La existencia cristiana consiste en un continuo subir al monte del encuentro con Dios para después volver a bajar, trayendo el amor y la fuerza que derivan de éste, a fin de servir a nuestros hermanos y hermanas con el mismo amor de Dios. En la Sagrada Escritura vemos que el celo de los apóstoles en el anuncio del Evangelio que suscita la fe está estrechamente vinculado a la solicitud caritativa respecto al servicio de los pobres (cf. Hch 6,1-4). En la Iglesia, contemplación y acción, simbolizadas de alguna manera por las figuras evangélicas de las hermanas Marta y María, deben coexistir e integrarse (cf. Lc 10,38-42). La prioridad corresponde siempre a la relación con Dios y el verdadero compartir evangélico debe estar arraigado en la fe (cf. Audiencia general 25 abril 2012). A veces, de hecho, se tiene la tendencia a reducir el término «caridad» a la solidaridad o a la simple ayuda humanitaria. En cambio, es importante recordar que la mayor obra de caridad es precisamente la evangelización, es decir, el «servicio de la Palabra». Ninguna acción es más benéfica y, por tanto, caritativa hacia el prójimo que partir el pan de la Palabra de Dios, hacerle partícipe de la Buena Nueva del Evangelio, introducirlo en la relación con Dios: la evangelización es la promoción más alta e integral de la persona humana. Como escribe el siervo de Dios el Papa Pablo VI en la Encíclica Populorum progressio, es el anuncio de Cristo el primer y principal factor de desarrollo (cf. n. 16). La verdad originaria del amor de Dios por nosotros, vivida y anunciada, abre nuestra existencia a aceptar este amor haciendo posible el desarrollo integral de la humanidad y de cada hombre (cf. Caritas in veritate, 8).
En definitiva, todo parte del amor y tiende al amor. Conocemos el amor gratuito de Dios mediante el anuncio del Evangelio.
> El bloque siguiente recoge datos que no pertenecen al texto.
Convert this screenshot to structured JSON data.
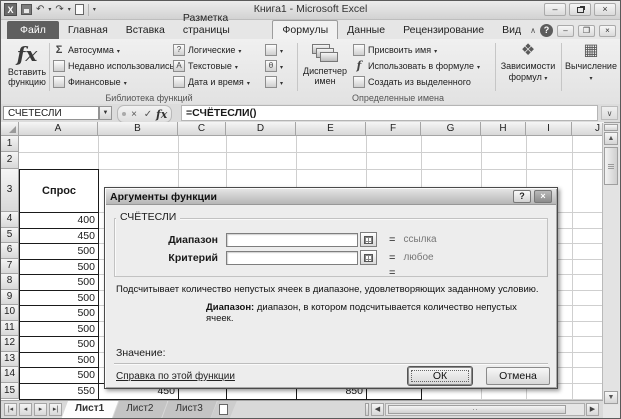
{
  "window": {
    "title": "Книга1 - Microsoft Excel"
  },
  "ribbon_tabs": {
    "file": "Файл",
    "items": [
      "Главная",
      "Вставка",
      "Разметка страницы",
      "Формулы",
      "Данные",
      "Рецензирование",
      "Вид"
    ],
    "active": "Формулы"
  },
  "ribbon": {
    "insert_function": {
      "line1": "Вставить",
      "line2": "функцию"
    },
    "library": {
      "label": "Библиотека функций",
      "col1": [
        "Автосумма",
        "Недавно использовались",
        "Финансовые"
      ],
      "col2": [
        "Логические",
        "Текстовые",
        "Дата и время"
      ]
    },
    "names": {
      "label": "Определенные имена",
      "manager1": "Диспетчер",
      "manager2": "имен",
      "items": [
        "Присвоить имя",
        "Использовать в формуле",
        "Создать из выделенного"
      ]
    },
    "dependencies": {
      "line1": "Зависимости",
      "line2": "формул"
    },
    "calculation": {
      "label": "Вычисление"
    }
  },
  "formula_bar": {
    "name_box": "СЧЕТЕСЛИ",
    "formula": "=СЧЁТЕСЛИ()"
  },
  "grid": {
    "column_labels": [
      "A",
      "B",
      "C",
      "D",
      "E",
      "F",
      "G",
      "H",
      "I",
      "J"
    ],
    "row_numbers": [
      1,
      2,
      3,
      4,
      5,
      6,
      7,
      8,
      9,
      10,
      11,
      12,
      13,
      14,
      15
    ],
    "cells": [
      {
        "r": 3,
        "c": "A",
        "text": "Спрос",
        "bold": true,
        "align": "center"
      },
      {
        "r": 4,
        "c": "A",
        "text": "400",
        "align": "right"
      },
      {
        "r": 5,
        "c": "A",
        "text": "450",
        "align": "right"
      },
      {
        "r": 6,
        "c": "A",
        "text": "500",
        "align": "right"
      },
      {
        "r": 7,
        "c": "A",
        "text": "500",
        "align": "right"
      },
      {
        "r": 8,
        "c": "A",
        "text": "500",
        "align": "right"
      },
      {
        "r": 9,
        "c": "A",
        "text": "500",
        "align": "right"
      },
      {
        "r": 10,
        "c": "A",
        "text": "500",
        "align": "right"
      },
      {
        "r": 11,
        "c": "A",
        "text": "500",
        "align": "right"
      },
      {
        "r": 12,
        "c": "A",
        "text": "500",
        "align": "right"
      },
      {
        "r": 13,
        "c": "A",
        "text": "500",
        "align": "right"
      },
      {
        "r": 14,
        "c": "A",
        "text": "500",
        "align": "right"
      },
      {
        "r": 15,
        "c": "A",
        "text": "550",
        "align": "right"
      },
      {
        "r": 15,
        "c": "B",
        "text": "450",
        "align": "right"
      },
      {
        "r": 15,
        "c": "C",
        "text": "",
        "align": "right"
      },
      {
        "r": 15,
        "c": "D",
        "text": "",
        "align": "right"
      },
      {
        "r": 15,
        "c": "E",
        "text": "850",
        "align": "right"
      },
      {
        "r": 15,
        "c": "F",
        "text": "",
        "align": "right"
      }
    ]
  },
  "dialog": {
    "title": "Аргументы функции",
    "function_name": "СЧЁТЕСЛИ",
    "equals": "=",
    "fields": [
      {
        "label": "Диапазон",
        "value": "",
        "result": "ссылка"
      },
      {
        "label": "Критерий",
        "value": "",
        "result": "любое"
      }
    ],
    "description": "Подсчитывает количество непустых ячеек в диапазоне, удовлетворяющих заданному условию.",
    "arg_name": "Диапазон:",
    "arg_desc": "диапазон, в котором подсчитывается количество непустых ячеек.",
    "value_label": "Значение:",
    "help_link": "Справка по этой функции",
    "ok": "ОК",
    "cancel": "Отмена"
  },
  "sheet_bar": {
    "tabs": [
      "Лист1",
      "Лист2",
      "Лист3"
    ],
    "active_tab": "Лист1"
  },
  "colors": {
    "grid_line": "#cfcfcf",
    "table_border": "#1a1a1a",
    "hint_text": "#777777"
  }
}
Si lo acogemos con fe, recibimos el primer contacto ?indispensable? con lo divino, capaz de hacernos «enamorar del Amor», para después vivir y crecer en este Amor y comunicarlo con alegría a los demás.
A propósito de la relación entre fe y obras de caridad, unas palabras de la Carta de san Pablo a los Efesios resumen quizá muy bien su correlación: «Pues habéis sido salvados por la gracia mediante la fe; y esto no viene de vosotros, sino que es un don de Dios; tampoco viene de las obras, para que nadie se gloríe. En efecto, hechura suya somos: creados en Cristo Jesús, en orden a las buenas obras que de antemano dispuso Dios que practicáramos» (2,8-10). Aquí se percibe que toda la iniciativa salvífica viene de Dios, de su gracia, de su perdón acogido en la fe; pero esta iniciativa, lejos de limitar nuestra libertad y nuestra responsabilidad, más bien hace que sean auténticas y las orienta hacia las obras de la caridad. Éstas no son principalmente fruto del esfuerzo humano, del cual gloriarse, sino que nacen de la fe, brotan de la gracia que Dios concede abundantemente. Una fe sin obras es como un árbol sin frutos: estas dos virtudes se necesitan recíprocamente. La cuaresma, con las tradicionales indicaciones para la vida cristiana, nos invita precisamente a alimentar la fe a través de una escucha más atenta y prolongada de la Palabra de Dios y la participación en los sacramentos y, al mismo tiempo, a crecer en la caridad, en el amor a Dios y al prójimo, también a través de las indicaciones concretas del ayuno, de la penitencia y de la limosna.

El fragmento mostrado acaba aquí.